In an indication of its enthusiasm for the consolidation of the auto industry, the UAW has recently hired, as a personal adviser to Gettelfinger, business executive and industry analyst Stephen Girsky. Girsky was a former managing partner at the now defunct Wall Street investment bank Morgan Stanley. In 2006, GM head Richard Wagoner brought on Girsky where, according to the Wall Street Journal, he played a “pivotal” role in launching GM’s buyout program, whereby experienced workers were encouraged to retire and were replaced by low-wage workers. The Journal concluded that Girsky “is expected to help … Gettelfinger evaluate the deal and shape the union’s strategy.” 

That the UAW feels no shame in bringing such an open opponent of the interests of its workers into a position of power within the union suggests not only that it is preparing to support the merger of GM and Chrysler. It also shows just how openly the UAW now presents itself as a business hostile to the workers it purports to represent.

The Journal notes that the UAW “has so far said relatively little” about the proposed merger. The union’s web site makes no mention of it, although it is replete with postings extolling the importance of electing Barack Obama. One would not gather from the UAW’s web site that the US auto industry is on the verge of an historic collapse. 

So far in 2008 there have been thousands of layoffs in the auto industry the world over. In the US, Chrysler recently announced that it would lay off one quarter of its white-collar employees. On October 16, GM announced that it would lay off 1,600 employees at three assembly plants in Michigan and Delaware by year’s end. GM, Ford, and Chrysler have already scheduled major plant closings for 2009 in the US, Canada, and Mexico. 

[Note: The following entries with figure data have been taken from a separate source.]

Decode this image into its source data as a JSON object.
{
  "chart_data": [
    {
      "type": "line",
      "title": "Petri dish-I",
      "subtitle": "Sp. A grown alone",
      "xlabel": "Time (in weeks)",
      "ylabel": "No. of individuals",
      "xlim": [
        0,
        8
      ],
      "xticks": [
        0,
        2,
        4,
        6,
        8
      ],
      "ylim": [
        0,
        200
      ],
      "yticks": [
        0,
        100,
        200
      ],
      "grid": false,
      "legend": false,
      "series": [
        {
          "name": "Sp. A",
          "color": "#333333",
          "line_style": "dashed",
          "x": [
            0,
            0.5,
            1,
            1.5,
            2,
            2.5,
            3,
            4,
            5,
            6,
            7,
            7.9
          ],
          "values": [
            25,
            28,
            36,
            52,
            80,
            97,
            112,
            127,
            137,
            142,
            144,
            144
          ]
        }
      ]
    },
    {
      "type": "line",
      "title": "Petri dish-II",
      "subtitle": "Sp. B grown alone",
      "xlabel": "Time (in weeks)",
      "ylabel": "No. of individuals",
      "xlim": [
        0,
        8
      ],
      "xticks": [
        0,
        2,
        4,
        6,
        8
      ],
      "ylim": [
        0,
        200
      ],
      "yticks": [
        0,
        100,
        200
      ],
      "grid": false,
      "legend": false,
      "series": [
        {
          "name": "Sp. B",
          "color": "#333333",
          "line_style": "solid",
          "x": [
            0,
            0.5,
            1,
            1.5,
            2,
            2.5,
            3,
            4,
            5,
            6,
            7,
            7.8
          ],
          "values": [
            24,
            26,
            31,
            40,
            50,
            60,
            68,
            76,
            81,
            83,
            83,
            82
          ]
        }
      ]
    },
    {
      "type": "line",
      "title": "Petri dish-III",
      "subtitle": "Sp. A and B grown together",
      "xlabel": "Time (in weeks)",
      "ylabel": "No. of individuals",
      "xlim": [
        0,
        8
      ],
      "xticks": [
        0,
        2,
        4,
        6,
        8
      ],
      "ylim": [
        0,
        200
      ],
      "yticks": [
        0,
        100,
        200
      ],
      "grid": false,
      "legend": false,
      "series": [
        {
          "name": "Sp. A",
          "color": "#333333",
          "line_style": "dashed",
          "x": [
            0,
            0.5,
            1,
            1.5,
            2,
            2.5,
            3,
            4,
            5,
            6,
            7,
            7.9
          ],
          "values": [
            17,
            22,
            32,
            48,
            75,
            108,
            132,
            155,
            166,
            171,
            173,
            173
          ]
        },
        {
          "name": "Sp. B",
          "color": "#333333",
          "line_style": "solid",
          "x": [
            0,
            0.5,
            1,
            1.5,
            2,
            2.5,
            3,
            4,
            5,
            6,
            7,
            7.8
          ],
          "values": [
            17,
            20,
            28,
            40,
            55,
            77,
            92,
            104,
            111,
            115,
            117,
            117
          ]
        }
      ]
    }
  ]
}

Even prior to the eruption of the financial crisis on Wall Street in September, the position of the Big Three was considered dire. Talks had been under way for several months about the provision of a loan to the auto industry so it could “retool” its plants. Both major party presidential candidates, Barack Obama and John McCain, supported the bailout. A $25 billion aid package to be administered through the Energy Department was eventually approved, although largely overshadowed by the gargantuan bailout of the financial industry. But in the face of the greatest economic crisis since the Great Depression, the aid package has been quickly proven insufficient.

In the event of a GM-Chrysler merger, the UAW will ritualistically claim that it will not necessarily result in the loss of many jobs, and that it is the only way to “save the industry.” These are the same lies that the UAW deploys every time the auto industry calls it to heel, demanding it exact another pound of flesh from the working class. 

Last year, the UAW overcame rank-and-file opposition to “save the industry” through massive layoffs and cuts to benefits. One year later, the auto industry is on the verge of total collapse. This story has repeated itself since the late 1970s, when the federal government bailed out Chrysler Corporation on the condition that the UAW would force major concessions on its workers. Since 1978, some three quarters of a million jobs have been lost in the auto industry.

While the number of autoworkers has declined precipitously, devastating whole states and regions, the salaries and expense accounts of the same UAW bureaucrats who have failed to defend their union members have continued to grow. This culminated with the launching of the VEBA program last year.  

To defend their jobs and living standards, autoworkers must break out of the straitjacket of the UAW and build, in conjunction with workers employed in the auto industry around the world, a mass party of the working class that fights for political power and has as its aim the reorganization of the world economy to meet pressing social needs, not the profit drive of the big financiers.